Gene Mannheimer, Analyst, Freedom Capital Markets: Perfect. Thank you, and congrats again.

Dr. Tom Vo, Founder and Chief Executive Officer, Nutex Health Inc.: Thank you, Gene.

Operator: Thank you. We have reached the end of the question and answer session. Ms. Rodriguez, I’d like to turn the floor back over to you for closing comments.

Jennifer Rodriguez, Investor Relations Manager, Nutex Health Inc.: Thank you all for those valuable questions and answers. For all those joining us today, if you have more questions, please email us at [email protected], and we’ll get back to you promptly. On behalf of the Nutex Health management team, thank you all for joining us for our first quarter 2026 earnings call.
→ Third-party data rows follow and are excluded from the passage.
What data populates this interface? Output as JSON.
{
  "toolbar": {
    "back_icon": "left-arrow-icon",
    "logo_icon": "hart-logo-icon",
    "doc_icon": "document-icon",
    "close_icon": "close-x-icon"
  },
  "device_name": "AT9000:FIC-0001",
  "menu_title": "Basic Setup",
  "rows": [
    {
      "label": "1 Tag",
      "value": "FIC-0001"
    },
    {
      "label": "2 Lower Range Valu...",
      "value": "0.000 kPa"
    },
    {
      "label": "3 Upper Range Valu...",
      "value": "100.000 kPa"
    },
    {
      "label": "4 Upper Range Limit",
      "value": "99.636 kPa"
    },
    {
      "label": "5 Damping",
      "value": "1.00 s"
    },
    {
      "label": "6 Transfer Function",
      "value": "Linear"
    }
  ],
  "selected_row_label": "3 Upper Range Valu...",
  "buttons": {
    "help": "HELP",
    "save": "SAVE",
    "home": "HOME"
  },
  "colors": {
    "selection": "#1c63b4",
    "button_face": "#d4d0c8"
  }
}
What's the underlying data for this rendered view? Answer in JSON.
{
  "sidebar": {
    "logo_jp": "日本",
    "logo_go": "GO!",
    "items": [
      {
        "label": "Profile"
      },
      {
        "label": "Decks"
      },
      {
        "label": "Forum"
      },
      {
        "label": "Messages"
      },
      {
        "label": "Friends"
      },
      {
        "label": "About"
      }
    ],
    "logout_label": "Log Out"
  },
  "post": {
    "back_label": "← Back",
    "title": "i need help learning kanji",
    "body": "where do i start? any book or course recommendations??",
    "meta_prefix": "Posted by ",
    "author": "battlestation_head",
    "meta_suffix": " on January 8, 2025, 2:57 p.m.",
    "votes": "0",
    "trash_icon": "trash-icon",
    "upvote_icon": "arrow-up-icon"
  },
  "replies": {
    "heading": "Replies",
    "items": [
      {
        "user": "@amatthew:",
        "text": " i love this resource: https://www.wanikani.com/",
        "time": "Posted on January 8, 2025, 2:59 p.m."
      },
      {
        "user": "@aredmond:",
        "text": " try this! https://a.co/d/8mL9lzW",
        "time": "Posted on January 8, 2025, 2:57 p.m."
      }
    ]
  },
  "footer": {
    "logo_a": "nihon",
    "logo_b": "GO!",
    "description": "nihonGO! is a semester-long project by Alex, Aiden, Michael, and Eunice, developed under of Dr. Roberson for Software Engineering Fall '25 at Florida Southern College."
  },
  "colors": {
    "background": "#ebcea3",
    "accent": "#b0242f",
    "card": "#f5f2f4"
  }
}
We’ve covered a lot, growth, strategy, challenges, and our vision, and we appreciate your time and interest. A recording of this call will be available on our website for a limited time, so feel free to revisit it there. Take care, everyone, and we look forward to keeping you updated on our journey.

Operator: Ladies and gentlemen, this does conclude today’s teleconference. You may disconnect your lines at this time. Thank you for your participation, and have a wonderful day.